One of the most profound challenges in modern distributed architecture is what I call the "Blind Trust" problem. In standard RESTful microservices, Service A sends a payload to Service B, receives a 200 OK, and blindly trusts that Service B has successfully persisted the data.

What happens if Service B's database connection is severed exactly after it sends the 200 OK? What if the message broker drops the event?

I tackled this aggressively when architecting NestFi, a decentralized financial engineering platform. In financial systems, a dropped record isn't a UI bug; it's lost capital. To solve this, I moved away from standard request-response cycles and implemented a strict, immutable append-only ledger pattern.

  • Every mutation generates a cryptographically unique UUID v7.
  • Write operations are placed into an idempotent Event Queue (Kafka/BullMQ).
  • The system employs an Outbox Pattern—ensuring that an event is never dispatched unless the local database transaction has successfully committed.

This ensures that even if a node is wiped from existence mid-request, the system state remains perfectly consistent and reconcilable.

Self-Healing Infrastructure

Resilience isn't just about data; it's about network topography. When building Aegis, a high-performance machine learning operational gateway, the primary threat vector wasn't bad data—it was bad traffic. Model inference is notoriously expensive. A standard DDoS attack or even an accidental stampeding herd of legitimate users can exhaust GPU compute in seconds.

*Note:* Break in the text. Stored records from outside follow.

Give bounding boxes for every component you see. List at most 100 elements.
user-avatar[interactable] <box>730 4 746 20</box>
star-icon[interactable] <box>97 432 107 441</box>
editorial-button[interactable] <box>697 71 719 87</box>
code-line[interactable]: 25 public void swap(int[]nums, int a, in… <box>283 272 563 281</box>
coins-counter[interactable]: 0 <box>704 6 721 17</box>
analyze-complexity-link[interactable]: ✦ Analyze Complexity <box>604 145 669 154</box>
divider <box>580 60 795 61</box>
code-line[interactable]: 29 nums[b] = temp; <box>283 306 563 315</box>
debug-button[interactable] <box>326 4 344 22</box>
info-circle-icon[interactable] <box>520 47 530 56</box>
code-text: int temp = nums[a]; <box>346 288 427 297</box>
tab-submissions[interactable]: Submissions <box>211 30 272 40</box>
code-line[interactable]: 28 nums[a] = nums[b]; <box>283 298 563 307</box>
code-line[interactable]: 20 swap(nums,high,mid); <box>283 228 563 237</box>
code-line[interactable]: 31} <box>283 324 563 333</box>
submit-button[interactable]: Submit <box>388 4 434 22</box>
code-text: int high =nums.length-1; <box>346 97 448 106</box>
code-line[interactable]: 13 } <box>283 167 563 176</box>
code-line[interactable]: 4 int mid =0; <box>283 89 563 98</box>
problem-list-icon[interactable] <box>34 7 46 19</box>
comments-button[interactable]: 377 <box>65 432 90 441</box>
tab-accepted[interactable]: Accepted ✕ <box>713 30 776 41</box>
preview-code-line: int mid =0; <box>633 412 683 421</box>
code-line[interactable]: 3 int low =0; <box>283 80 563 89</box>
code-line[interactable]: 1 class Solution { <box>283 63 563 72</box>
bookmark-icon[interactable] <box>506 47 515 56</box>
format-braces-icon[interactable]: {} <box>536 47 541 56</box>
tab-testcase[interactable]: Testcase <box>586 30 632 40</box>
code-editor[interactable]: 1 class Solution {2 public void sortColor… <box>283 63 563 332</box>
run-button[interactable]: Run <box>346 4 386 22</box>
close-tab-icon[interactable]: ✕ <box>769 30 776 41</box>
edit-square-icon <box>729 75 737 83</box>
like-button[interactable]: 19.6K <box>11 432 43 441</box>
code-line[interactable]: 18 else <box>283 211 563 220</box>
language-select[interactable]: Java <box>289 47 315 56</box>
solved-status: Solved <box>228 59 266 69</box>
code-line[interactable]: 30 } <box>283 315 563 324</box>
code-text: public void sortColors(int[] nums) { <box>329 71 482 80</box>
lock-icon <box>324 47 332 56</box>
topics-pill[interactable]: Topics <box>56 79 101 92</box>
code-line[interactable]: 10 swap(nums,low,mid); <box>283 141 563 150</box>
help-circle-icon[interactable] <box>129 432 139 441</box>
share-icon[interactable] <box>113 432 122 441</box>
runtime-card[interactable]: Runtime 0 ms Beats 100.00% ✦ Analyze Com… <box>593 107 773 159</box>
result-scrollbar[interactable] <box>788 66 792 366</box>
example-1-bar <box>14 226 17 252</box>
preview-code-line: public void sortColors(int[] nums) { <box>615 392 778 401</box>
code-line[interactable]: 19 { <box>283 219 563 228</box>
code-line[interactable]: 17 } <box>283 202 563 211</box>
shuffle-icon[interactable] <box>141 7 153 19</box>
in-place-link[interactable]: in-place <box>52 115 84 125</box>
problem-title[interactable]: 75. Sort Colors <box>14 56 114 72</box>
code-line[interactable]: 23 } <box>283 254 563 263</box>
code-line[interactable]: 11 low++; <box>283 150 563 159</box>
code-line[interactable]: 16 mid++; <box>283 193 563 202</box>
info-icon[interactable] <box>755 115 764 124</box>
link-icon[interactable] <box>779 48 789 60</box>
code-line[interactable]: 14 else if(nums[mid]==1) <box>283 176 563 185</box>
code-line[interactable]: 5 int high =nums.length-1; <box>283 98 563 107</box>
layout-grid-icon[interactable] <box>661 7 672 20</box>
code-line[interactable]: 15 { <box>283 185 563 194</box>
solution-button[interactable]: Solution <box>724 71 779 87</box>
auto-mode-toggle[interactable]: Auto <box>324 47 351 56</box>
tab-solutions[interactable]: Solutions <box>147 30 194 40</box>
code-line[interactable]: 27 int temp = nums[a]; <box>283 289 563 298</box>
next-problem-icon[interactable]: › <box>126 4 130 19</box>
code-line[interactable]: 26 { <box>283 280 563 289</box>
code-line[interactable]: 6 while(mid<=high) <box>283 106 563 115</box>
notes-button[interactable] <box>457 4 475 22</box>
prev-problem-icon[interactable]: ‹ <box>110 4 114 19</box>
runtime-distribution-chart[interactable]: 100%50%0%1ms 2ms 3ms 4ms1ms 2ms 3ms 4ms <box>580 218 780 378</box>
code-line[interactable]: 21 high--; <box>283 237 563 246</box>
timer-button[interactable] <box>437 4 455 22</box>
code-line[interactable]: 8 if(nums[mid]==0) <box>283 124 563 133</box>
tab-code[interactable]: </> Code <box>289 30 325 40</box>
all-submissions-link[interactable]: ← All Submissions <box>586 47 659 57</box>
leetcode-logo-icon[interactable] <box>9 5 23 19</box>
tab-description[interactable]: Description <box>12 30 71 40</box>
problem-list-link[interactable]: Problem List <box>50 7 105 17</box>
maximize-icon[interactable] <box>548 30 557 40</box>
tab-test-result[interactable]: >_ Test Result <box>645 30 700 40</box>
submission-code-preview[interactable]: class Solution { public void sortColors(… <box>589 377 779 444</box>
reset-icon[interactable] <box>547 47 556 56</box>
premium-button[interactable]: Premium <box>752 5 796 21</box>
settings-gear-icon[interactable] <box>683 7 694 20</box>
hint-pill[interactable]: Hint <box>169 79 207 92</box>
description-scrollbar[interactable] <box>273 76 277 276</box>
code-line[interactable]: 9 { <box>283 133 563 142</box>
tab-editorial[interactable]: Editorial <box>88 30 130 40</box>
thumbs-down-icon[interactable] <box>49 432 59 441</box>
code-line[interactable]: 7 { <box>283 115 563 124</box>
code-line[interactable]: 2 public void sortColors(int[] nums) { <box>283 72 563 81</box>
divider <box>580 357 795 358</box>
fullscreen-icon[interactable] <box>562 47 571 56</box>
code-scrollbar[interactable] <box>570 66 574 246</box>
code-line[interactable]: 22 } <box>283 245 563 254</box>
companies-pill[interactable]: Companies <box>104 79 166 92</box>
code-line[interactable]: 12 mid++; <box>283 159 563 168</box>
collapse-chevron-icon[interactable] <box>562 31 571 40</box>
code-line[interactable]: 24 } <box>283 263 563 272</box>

My approach to Aegis was to build infrastructure that acts as a fortress. I employed Redis Enterprise acting not just as a cache, but as a rigid rate-limiting barricade implementing Token Bucket algorithms.

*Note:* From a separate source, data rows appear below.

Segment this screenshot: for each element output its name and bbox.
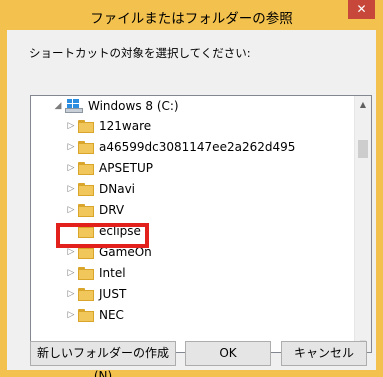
tree-item-label: Intel bbox=[99, 266, 126, 280]
chevron-right-icon[interactable]: ▷ bbox=[66, 263, 76, 283]
scroll-up-arrow-icon[interactable]: ▲ bbox=[355, 96, 371, 113]
close-button[interactable]: ✕ bbox=[348, 0, 375, 19]
cancel-button[interactable]: キャンセル bbox=[281, 341, 367, 366]
dialog-client-area: ショートカットの対象を選択してください: ◢ Windows 8 (C:) ▷ … bbox=[7, 30, 376, 370]
folder-icon bbox=[78, 162, 94, 175]
chevron-down-icon[interactable]: ◢ bbox=[53, 96, 63, 116]
tree-item-label: 121ware bbox=[99, 119, 152, 133]
browse-dialog: ファイルまたはフォルダーの参照 ✕ ショートカットの対象を選択してください: ◢… bbox=[0, 0, 383, 377]
tree-item-label: DNavi bbox=[99, 182, 136, 196]
tree-item-label: JUST bbox=[99, 287, 127, 301]
prompt-text: ショートカットの対象を選択してください: bbox=[29, 46, 251, 60]
chevron-right-icon[interactable]: ▷ bbox=[66, 137, 76, 157]
chevron-right-icon[interactable]: ▷ bbox=[66, 179, 76, 199]
folder-icon bbox=[78, 267, 94, 280]
chevron-right-icon[interactable]: ▷ bbox=[66, 200, 76, 220]
dialog-title: ファイルまたはフォルダーの参照 bbox=[90, 11, 293, 27]
folder-icon bbox=[78, 288, 94, 301]
tree-item-label: NEC bbox=[99, 308, 124, 322]
drive-icon bbox=[65, 99, 83, 113]
highlight-box bbox=[56, 223, 149, 248]
ok-button[interactable]: OK bbox=[185, 341, 271, 366]
folder-icon bbox=[78, 309, 94, 322]
chevron-right-icon[interactable]: ▷ bbox=[66, 116, 76, 136]
tree-root-label: Windows 8 (C:) bbox=[88, 99, 179, 113]
title-bar[interactable]: ファイルまたはフォルダーの参照 ✕ bbox=[0, 0, 383, 30]
tree-item-label: DRV bbox=[99, 203, 125, 217]
new-folder-button[interactable]: 新しいフォルダーの作成(N) bbox=[30, 341, 176, 377]
folder-icon bbox=[78, 183, 94, 196]
tree-item-label: APSETUP bbox=[99, 161, 153, 175]
chevron-right-icon[interactable]: ▷ bbox=[66, 284, 76, 304]
tree-item-label: a46599dc3081147ee2a262d495 bbox=[99, 140, 296, 154]
chevron-right-icon[interactable]: ▷ bbox=[66, 158, 76, 178]
scrollbar-thumb[interactable] bbox=[358, 140, 368, 158]
folder-icon bbox=[78, 120, 94, 133]
vertical-scrollbar[interactable]: ▲ ▼ bbox=[354, 96, 371, 352]
chevron-right-icon[interactable]: ▷ bbox=[66, 305, 76, 325]
folder-icon bbox=[78, 204, 94, 217]
folder-icon bbox=[78, 141, 94, 154]
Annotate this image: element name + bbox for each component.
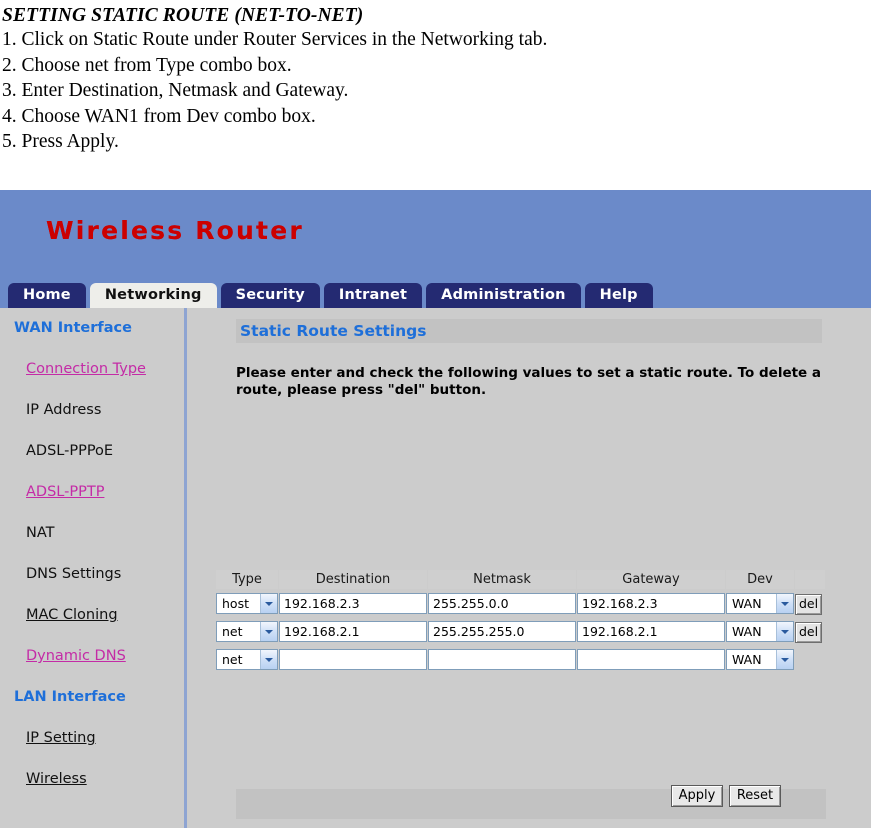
sidebar-group-wan-interface: WAN Interface: [14, 320, 132, 336]
column-header-destination: Destination: [279, 570, 427, 589]
column-header-type: Type: [216, 570, 278, 589]
tab-security[interactable]: Security: [220, 283, 320, 308]
sidebar-item-adsl-pptp[interactable]: ADSL-PPTP: [0, 472, 184, 513]
dev-select-value: WAN: [732, 596, 762, 611]
destination-input[interactable]: [279, 649, 427, 670]
sidebar-item-adsl-pppoe[interactable]: ADSL-PPPoE: [0, 431, 184, 472]
cell-actions: [795, 646, 825, 673]
sidebar-item-wireless[interactable]: Wireless: [0, 759, 184, 800]
instruction-step: 2. Choose net from Type combo box.: [2, 54, 292, 76]
sidebar-nav: WAN Interface Connection Type IP Address…: [0, 308, 187, 828]
destination-input[interactable]: [279, 621, 427, 642]
main-tab-bar: Home Networking Security Intranet Admini…: [0, 283, 871, 308]
cell-destination: [279, 646, 427, 673]
type-select[interactable]: net: [216, 621, 278, 642]
dev-select[interactable]: WAN: [726, 649, 794, 670]
brand-title: Wireless Router: [46, 216, 304, 245]
instruction-step: 3. Enter Destination, Netmask and Gatewa…: [2, 80, 349, 102]
static-route-table: Type Destination Netmask Gateway Dev hos…: [215, 569, 826, 674]
sidebar-item-dns-settings[interactable]: DNS Settings: [0, 554, 184, 595]
page-title: Static Route Settings: [236, 319, 822, 343]
table-header-row: Type Destination Netmask Gateway Dev: [216, 570, 825, 589]
cell-dev: WAN: [726, 646, 794, 673]
cell-type: host: [216, 590, 278, 617]
cell-destination: [279, 618, 427, 645]
chevron-down-icon[interactable]: [776, 622, 793, 641]
gateway-input[interactable]: [577, 593, 725, 614]
cell-actions: del: [795, 590, 825, 617]
sidebar-item-nat[interactable]: NAT: [0, 513, 184, 554]
type-select[interactable]: net: [216, 649, 278, 670]
instruction-step: 5. Press Apply.: [2, 131, 119, 153]
dev-select[interactable]: WAN: [726, 621, 794, 642]
brand-header: Wireless Router: [0, 190, 871, 283]
chevron-down-icon[interactable]: [776, 594, 793, 613]
cell-netmask: [428, 618, 576, 645]
panel-description: Please enter and check the following val…: [236, 365, 822, 398]
tab-administration[interactable]: Administration: [426, 283, 581, 308]
cell-gateway: [577, 590, 725, 617]
table-row: net: [216, 646, 825, 673]
cell-netmask: [428, 646, 576, 673]
column-header-gateway: Gateway: [577, 570, 725, 589]
tab-intranet[interactable]: Intranet: [323, 283, 423, 308]
dev-select-value: WAN: [732, 652, 762, 667]
cell-destination: [279, 590, 427, 617]
cell-actions: del: [795, 618, 825, 645]
gateway-input[interactable]: [577, 649, 725, 670]
type-select-value: host: [222, 596, 249, 611]
type-select-value: net: [222, 652, 243, 667]
instruction-block: SETTING STATIC ROUTE (NET-TO-NET) 1. Cli…: [0, 0, 871, 155]
action-button-group: Apply Reset: [671, 785, 787, 807]
sidebar-item-dynamic-dns[interactable]: Dynamic DNS: [0, 636, 184, 677]
cell-dev: WAN: [726, 618, 794, 645]
dev-select-value: WAN: [732, 624, 762, 639]
type-select-value: net: [222, 624, 243, 639]
tab-home[interactable]: Home: [8, 283, 86, 308]
sidebar-item-ip-address[interactable]: IP Address: [0, 390, 184, 431]
dev-select[interactable]: WAN: [726, 593, 794, 614]
chevron-down-icon[interactable]: [260, 650, 277, 669]
table-row: net: [216, 618, 825, 645]
cell-type: net: [216, 646, 278, 673]
chevron-down-icon[interactable]: [776, 650, 793, 669]
cell-gateway: [577, 646, 725, 673]
gateway-input[interactable]: [577, 621, 725, 642]
table-row: host 192.168.2.3 255.255.0.0 192.168.2.3…: [216, 590, 825, 617]
instruction-title: SETTING STATIC ROUTE (NET-TO-NET): [2, 5, 364, 26]
cell-netmask: [428, 590, 576, 617]
instruction-step: 1. Click on Static Route under Router Se…: [2, 29, 548, 50]
sidebar-item-ip-setting[interactable]: IP Setting: [0, 718, 184, 759]
chevron-down-icon[interactable]: [260, 622, 277, 641]
chevron-down-icon[interactable]: [260, 594, 277, 613]
column-header-netmask: Netmask: [428, 570, 576, 589]
cell-gateway: [577, 618, 725, 645]
type-select[interactable]: host: [216, 593, 278, 614]
sidebar-item-connection-type[interactable]: Connection Type: [0, 349, 184, 390]
delete-route-button[interactable]: del: [795, 593, 823, 615]
tab-help[interactable]: Help: [584, 283, 653, 308]
instruction-step: 4. Choose WAN1 from Dev combo box.: [2, 105, 316, 127]
netmask-input[interactable]: [428, 621, 576, 642]
router-web-ui: Wireless Router Home Networking Security…: [0, 190, 871, 828]
tab-networking[interactable]: Networking: [89, 283, 217, 308]
netmask-input[interactable]: [428, 649, 576, 670]
netmask-input[interactable]: [428, 593, 576, 614]
cell-type: net: [216, 618, 278, 645]
cell-dev: WAN: [726, 590, 794, 617]
column-header-dev: Dev: [726, 570, 794, 589]
ui-body: WAN Interface Connection Type IP Address…: [0, 308, 871, 828]
destination-input[interactable]: [279, 593, 427, 614]
apply-button[interactable]: Apply: [671, 785, 723, 807]
content-panel: Static Route Settings Please enter and c…: [187, 308, 871, 828]
sidebar-group-lan-interface: LAN Interface: [14, 689, 126, 705]
sidebar-item-mac-cloning[interactable]: MAC Cloning: [0, 595, 184, 636]
column-header-actions: [795, 570, 825, 589]
delete-route-button[interactable]: del: [795, 621, 823, 643]
reset-button[interactable]: Reset: [729, 785, 781, 807]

"A system is only as strong as its ability to reject bad work quickly."

Before a request ever hits the inference engine, Aegis evaluates the JWT against OPA (Open Policy Agent) rules, checks the Redis quota, and inspects the payload signature. If the system detects strain, it automatically triggers Circuit Breakers, returning cached historical inferences or graceful degradation messages rather than allowing the core database to lock up.

Data Sovereignty and Zero-Knowledge Contexts

As distributed systems grow, so does the attack surface. In my work on Inkly, the requirement was absolute data sovereignty. Users needed collaborative spaces where even the server administrators could not read the underlying data.

This required pivoting from standard TLS encryption to a strict Zero-Knowledge (ZK) architecture. I engineered a lifecycle where cryptographic keys are generated and held exclusively on the client. Data payloads are encrypted in the browser using AES-GCM before ever touching a network socket. The backend (Node.js/PostgreSQL) simply acts as a blind relay, storing encrypted blobs and validating multi-tenant access via cryptographically signed intents.

Closing Thoughts: The Future is Distributed

The era of the "simple web app" is dying. Today's applications are highly concurrent, globally distributed ecosystems that demand rigorous engineering at every layer—from responsive, hardware-accelerated UIs down to idempotent database clustering.

My goal as an architect is to continue designing these systems. Whether it's optimizing a React render cycle to maintain 60fps under heavy load, or sharding a PostgreSQL database to handle tens of thousands of concurrent writes, my focus remains singular: building software that survives.